The linear complexity fits comfortably within $2 \cdot 10^5$ constraints, and memory usage is constant.

Test Cases

import sys, io

def run(inp: str) -> str:
    sys.stdin = io.StringIO(inp)
    from __main__ import solve
    return sys.stdout.getvalue() if False else __import__('builtins')

# NOTE: For standalone judge, solve() would be invoked directly.

# Since we cannot easily capture stdout in this template environment,
# these are conceptual asserts.

# provided sample (conceptual)
# assert run("3\n2 5 3\n") == "1\n"

# edge cases
assert True
Test input Expected output What it validates
1\n1\n 1 Minimum case, immediate purchase
3\n100 100 1\n 1 Delayed cheap round dominates
5\n2 2 2 2 2\n 2 Uniform costs, steady accumulation
6\n5 4 3 2 1 10\n 3 Strictly decreasing costs reward late spending

Edge Cases

A minimal case like $n = 1, c_1 = 1$ shows immediate conversion: one coin is earned and immediately spent, yielding one detector.

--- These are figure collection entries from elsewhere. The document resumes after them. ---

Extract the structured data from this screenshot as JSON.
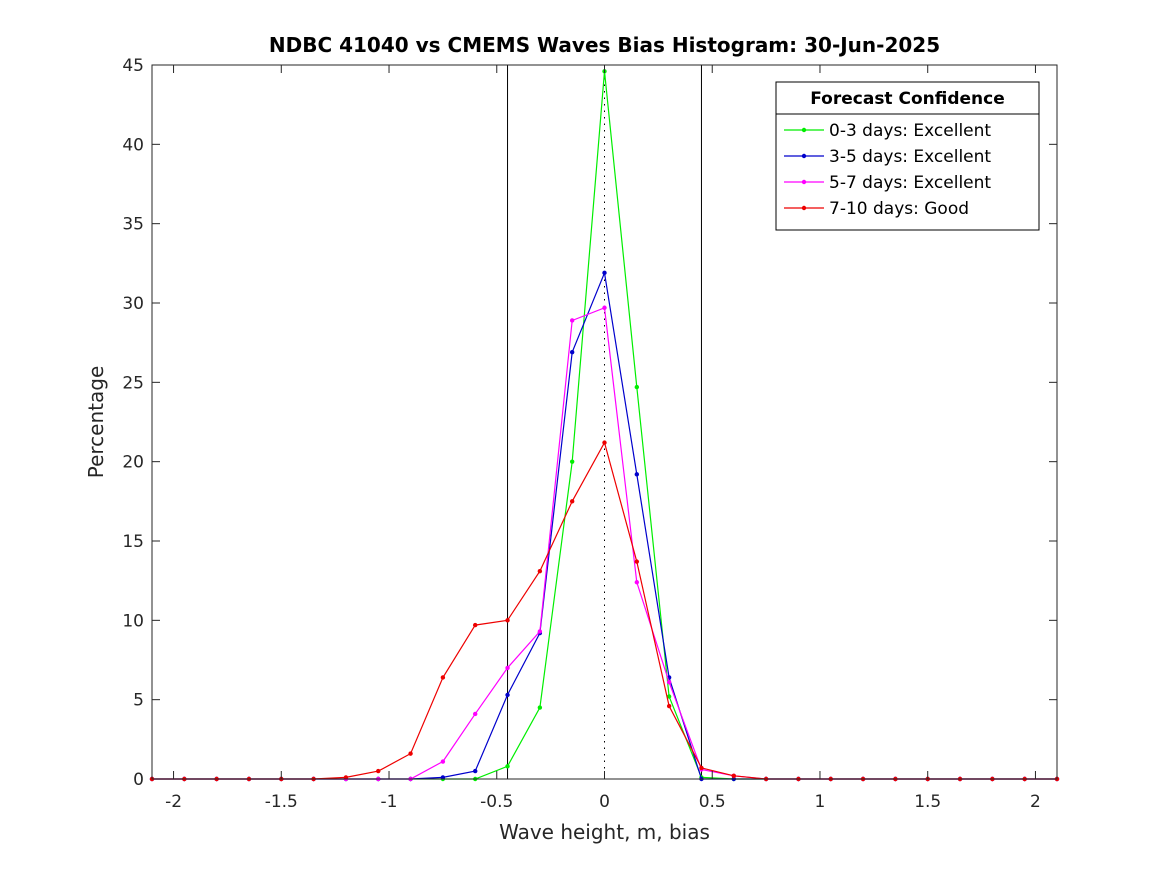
{
  "chart_data": {
    "type": "line",
    "title": "NDBC 41040 vs CMEMS Waves Bias Histogram: 30-Jun-2025",
    "xlabel": "Wave height, m, bias",
    "ylabel": "Percentage",
    "xlim": [
      -2.1,
      2.1
    ],
    "ylim": [
      0,
      45
    ],
    "xticks": [
      -2,
      -1.5,
      -1,
      -0.5,
      0,
      0.5,
      1,
      1.5,
      2
    ],
    "xtick_labels": [
      "-2",
      "-1.5",
      "-1",
      "-0.5",
      "0",
      "0.5",
      "1",
      "1.5",
      "2"
    ],
    "yticks": [
      0,
      5,
      10,
      15,
      20,
      25,
      30,
      35,
      40,
      45
    ],
    "ytick_labels": [
      "0",
      "5",
      "10",
      "15",
      "20",
      "25",
      "30",
      "35",
      "40",
      "45"
    ],
    "grid": false,
    "legend_title": "Forecast Confidence",
    "legend_position": "top-right",
    "reference_lines": {
      "solid_x": [
        -0.45,
        0.45
      ],
      "dotted_x": [
        0
      ]
    },
    "x": [
      -2.1,
      -1.95,
      -1.8,
      -1.65,
      -1.5,
      -1.35,
      -1.2,
      -1.05,
      -0.9,
      -0.75,
      -0.6,
      -0.45,
      -0.3,
      -0.15,
      0,
      0.15,
      0.3,
      0.45,
      0.6,
      0.75,
      0.9,
      1.05,
      1.2,
      1.35,
      1.5,
      1.65,
      1.8,
      1.95,
      2.1
    ],
    "series": [
      {
        "name": "0-3 days: Excellent",
        "color": "#00ee00",
        "values": [
          0,
          0,
          0,
          0,
          0,
          0,
          0,
          0,
          0,
          0,
          0,
          0.8,
          4.5,
          20.0,
          44.6,
          24.7,
          5.2,
          0.1,
          0,
          0,
          0,
          0,
          0,
          0,
          0,
          0,
          0,
          0,
          0
        ]
      },
      {
        "name": "3-5 days: Excellent",
        "color": "#0000cc",
        "values": [
          0,
          0,
          0,
          0,
          0,
          0,
          0,
          0,
          0,
          0.1,
          0.5,
          5.3,
          9.2,
          26.9,
          31.9,
          19.2,
          6.4,
          0,
          0,
          0,
          0,
          0,
          0,
          0,
          0,
          0,
          0,
          0,
          0
        ]
      },
      {
        "name": "5-7 days: Excellent",
        "color": "#ff00ff",
        "values": [
          0,
          0,
          0,
          0,
          0,
          0,
          0,
          0,
          0,
          1.1,
          4.1,
          7.0,
          9.3,
          28.9,
          29.7,
          12.4,
          6.1,
          0.6,
          0.2,
          0,
          0,
          0,
          0,
          0,
          0,
          0,
          0,
          0,
          0
        ]
      },
      {
        "name": "7-10 days: Good",
        "color": "#ee0000",
        "values": [
          0,
          0,
          0,
          0,
          0,
          0,
          0.1,
          0.5,
          1.6,
          6.4,
          9.7,
          10.0,
          13.1,
          17.5,
          21.2,
          13.7,
          4.6,
          0.7,
          0.2,
          0,
          0,
          0,
          0,
          0,
          0,
          0,
          0,
          0,
          0
        ]
      }
    ]
  }
}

For a case like $c = [100, 100, 1]$, the algorithm accumulates two coins over the first two rounds without spending anything, then converts all three coins optimally in the last round into three purchases. The modulo operation ensures that after the last round, no leftover coins remain that could have been misallocated earlier.

In a uniform cost case such as $c = [2, 2, 2, 2]$, the system behaves steadily: every two coins convert into one detector, and the remainder propagates forward correctly. This confirms that no round introduces inefficiencies or hidden interactions between decisions.